The two squares reached the wall and Brunesmen stepped out to throw torches. One was struck in the shoulder by an arrow and his torch fell harmlessly to the ground, but the other launched his up into the wooden tower as an arrow whizzed above his head and forced him to step back under cover of the shields. The squares parted a little, and the Brunesmen positioned ladders in the base of the dry moat as best they could and leaned them up against the wall. It didn’t look easy, but Henlester hadn’t thought to fill the dry moat with any kind of spikes or impediment, so it didn’t slow down the besiegers overmuch. A concentrated rain of arrows came fast and heavy, and a few more Brunesmen were hit, their armor sparing some the worst wounds, but still, men fell in the dry moat, some certainly never to rise again.

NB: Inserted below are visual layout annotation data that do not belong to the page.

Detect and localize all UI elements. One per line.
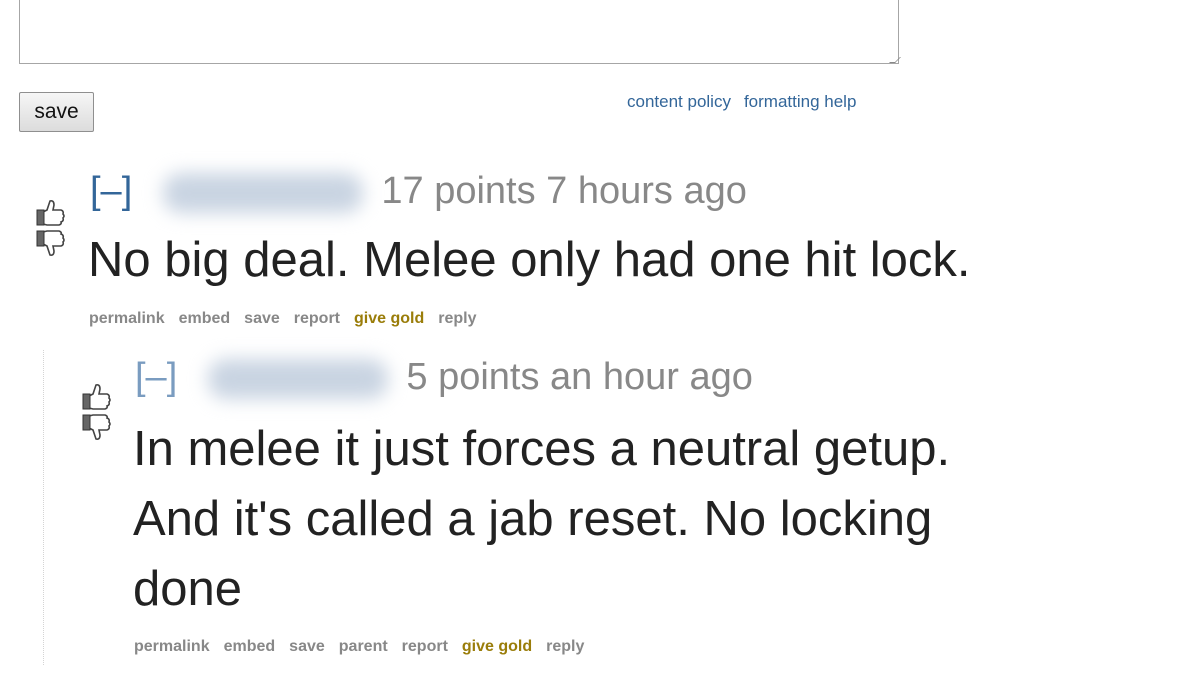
comment-body-line: In melee it just forces a neutral getup. bbox=[133, 422, 951, 476]
comment-body-line: And it's called a jab reset. No locking bbox=[133, 492, 933, 546]
content-policy-link[interactable]: content policy bbox=[627, 92, 731, 111]
collapse-toggle[interactable]: [–] bbox=[90, 170, 132, 212]
save-link[interactable]: save bbox=[289, 638, 325, 655]
thumbs-down-icon[interactable] bbox=[82, 414, 111, 440]
thumbs-up-icon[interactable] bbox=[36, 200, 65, 226]
thumbs-down-icon[interactable] bbox=[36, 230, 65, 256]
score: 17 points bbox=[381, 170, 536, 212]
embed-link[interactable]: embed bbox=[179, 310, 231, 327]
vote-arrows bbox=[79, 380, 115, 444]
author-link[interactable] bbox=[162, 172, 363, 213]
timestamp[interactable]: an hour ago bbox=[550, 356, 753, 398]
reply-textarea[interactable] bbox=[19, 0, 899, 64]
save-link[interactable]: save bbox=[244, 310, 280, 327]
comment-tagline: [–] 17 points 7 hours ago bbox=[90, 168, 747, 214]
thumbs-up-icon[interactable] bbox=[82, 384, 111, 410]
editor-help-links: content policy formatting help bbox=[627, 92, 856, 112]
permalink-link[interactable]: permalink bbox=[134, 638, 210, 655]
author-link[interactable] bbox=[207, 358, 388, 399]
comment-body-line: No big deal. Melee only had one hit lock… bbox=[88, 233, 971, 287]
comment-body: In melee it just forces a neutral getup.… bbox=[133, 414, 950, 624]
comment-tagline: [–] 5 points an hour ago bbox=[135, 354, 753, 400]
vote-arrows bbox=[33, 196, 69, 260]
report-link[interactable]: report bbox=[294, 310, 340, 327]
embed-link[interactable]: embed bbox=[224, 638, 276, 655]
comment-body-line: done bbox=[133, 562, 243, 616]
collapse-toggle[interactable]: [–] bbox=[135, 356, 177, 398]
parent-link[interactable]: parent bbox=[339, 638, 388, 655]
score: 5 points bbox=[406, 356, 540, 398]
give-gold-link[interactable]: give gold bbox=[354, 310, 424, 327]
reply-link[interactable]: reply bbox=[438, 310, 476, 327]
save-button[interactable]: save bbox=[19, 92, 94, 132]
comment-actions: permalink embed save report give gold reply bbox=[89, 310, 490, 328]
give-gold-link[interactable]: give gold bbox=[462, 638, 532, 655]
comment-body: No big deal. Melee only had one hit lock… bbox=[88, 228, 971, 292]
formatting-help-link[interactable]: formatting help bbox=[744, 92, 856, 111]
report-link[interactable]: report bbox=[402, 638, 448, 655]
permalink-link[interactable]: permalink bbox=[89, 310, 165, 327]
comment-actions: permalink embed save parent report give gold r… bbox=[134, 638, 598, 656]
reply-link[interactable]: reply bbox=[546, 638, 584, 655]
timestamp[interactable]: 7 hours ago bbox=[546, 170, 747, 212]
child-thread-line[interactable] bbox=[43, 350, 44, 665]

I found myself leaning forward to watch, and saw the others doing the same. Suddenly I heard a scream, and thought one of the Brunesmen dead or dying, but it was an archer on the wall. He had an arrow in his neck and toppled backwards, disappearing from view.

Gurdinn had brought some bows, and the archers were out there in the dark between the torchlit camp and the torchlit wall, loosing arrows with little risk of being hit themselves.

Mulldoos actually whooped. “He might be a plaguing horsecunt, Cap, and a fool besides, but he’s got guts! Got to give the bastard that.”